The V National Encuentro of Hispanic/Latino Ministry, held between 2017 and 2020 in the Church of the United States, was a synodal process inspired in part by Aparecida and based on the vision and methodology of Evangelii Gaudium. The theme of the V Encuentro was Missionary Disciples: Witnesses of God’s Love, and in it, Hispanic/Latino ministers identified themselves as Joyful Missionary Disciples. The methodology used was the one that Pope Francis defines in EG #24 and which is based on 5 moments: Taking the First Step, Getting Involved, Accompanying, Bearing Fruit and Rejoicing, which helped us to create a culture of encounter in a missionary key. And so, after a year of preparation, we launched ourselves out into the peripheries in a Latino way, in other words, like the men and women of the People of God going forth who live and celebrate their faith in the United States. In a Latino way, with enthusiasm, with faith, with joy, with devotion, in solidarity and eliciting hope. It is worth noting that these same leaders are the ones who are now being consulted on how to carry out well the current synodal processes in their dioceses, saying to them: “We need your help because you already have experience in synodal processes.”


This pastoral harmony between Latin American/Caribbean Ministry and Hispanic/Latino Ministry in the United States which goes beyondborders, is deeply human, and its protagonist is a People of God who, for the most part, have had to leave their countries and homes over the decades. However, as the saying goes, “you can take the person out of their country of origin, but you can’t take the country of origin out of the person”. Our cultural heritage, our religious traditions, our faith in God’s providence, our authentic Marian devotion, our sense of community, our love for family – we carry them all with us. So, by becoming aware of our baptismal call, by feeling called to serve in our faith communities and in society, we discover that we are not only immigrants, but also missionary disciples to our destination country, missionary disciples with a prophetic voice and a great transforming power. It is surprising and fascinating to see how, from our poverty, and in the midst of a certain exile, we are missionary disciples to this country which we are also making our own because, with all due respect to the poet, I am from here and I am from there. We are bridge builders.

I am sure that the present and future fruits of this First Ecclesial Assembly for Latin America and the Caribbean will be a source of inspiration, hope and pastoral creativity for Hispanic/Latino Ministry in the United States. The two-fold focus on listening and overflowing has already begun to dwell in our hearts and souls.
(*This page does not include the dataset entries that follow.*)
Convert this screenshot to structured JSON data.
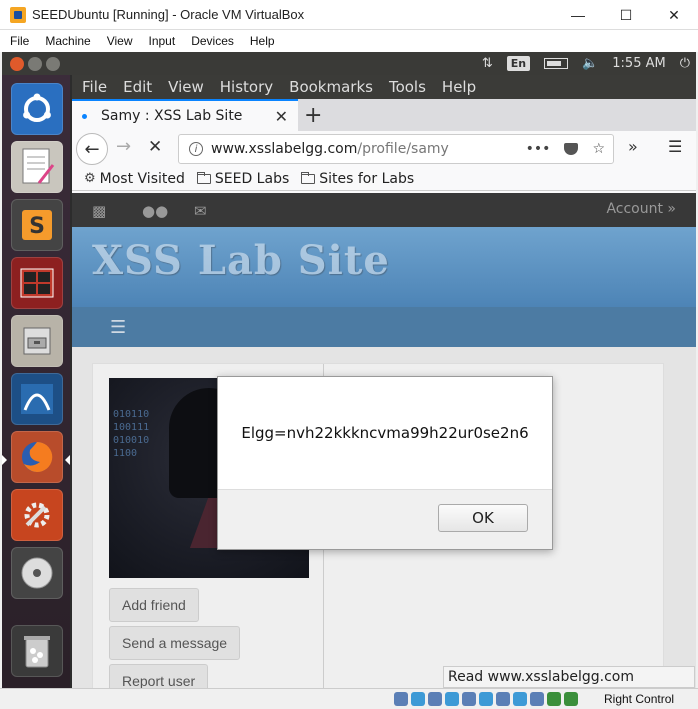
{
  "vbox": {
    "title": "SEEDUbuntu [Running] - Oracle VM VirtualBox",
    "menu": [
      "File",
      "Machine",
      "View",
      "Input",
      "Devices",
      "Help"
    ],
    "host_key": "Right Control"
  },
  "ubuntu": {
    "keyboard_layout": "En",
    "clock": "1:55 AM",
    "launcher_apps": [
      "ubuntu-dash-icon",
      "text-editor-icon",
      "sublime-text-icon",
      "terminal-icon",
      "file-manager-icon",
      "wireshark-icon",
      "firefox-icon",
      "system-settings-icon",
      "dvd-icon",
      "trash-icon"
    ]
  },
  "firefox": {
    "menu": [
      "File",
      "Edit",
      "View",
      "History",
      "Bookmarks",
      "Tools",
      "Help"
    ],
    "tab_title": "Samy : XSS Lab Site",
    "url_domain": "www.xsslabelgg.com",
    "url_path": "/profile/samy",
    "bookmarks": [
      "Most Visited",
      "SEED Labs",
      "Sites for Labs"
    ],
    "status_text": "Read www.xsslabelgg.com"
  },
  "site": {
    "account_label": "Account »",
    "title": "XSS Lab Site",
    "buttons": [
      "Add friend",
      "Send a message",
      "Report user"
    ]
  },
  "dialog": {
    "message": "Elgg=nvh22kkkncvma99h22ur0se2n6",
    "ok_label": "OK"
  }
}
We also hope to find ways to journey together, in pastoral conversion towards the great celebration of 500 years since the Guadalupan Event and two thousand years of Redemption. Moving ever more from the ‘other’ to ‘we’.

I will conclude with some verses from the poem Pueblo Hispano: Pueblo en Marcha [Hispanic People: A People on the Move], written by one of the great missionary disciples in Hispanic/Latino Ministry, Sister Aida Sansor, from the Yucatan by the way.

I am part of a journey, of a pilgrim journey

and even if I wanted to stop … I know I am a pilgrim,

a pilgrim and emigrant who is constantly searching.

Do you want to know where we are going as a pilgrim people?

We journey because we came, we came because we left, we left because we followed the voice of the God we feel.


Do we journey towards a place? No, that is not our destination.

Our destination is not to arrive at a place, but to forge a path


in which one can walk with the freedom of the Son.

The freedom of Jesus.

Again, thank you very much and may we continue to journey together.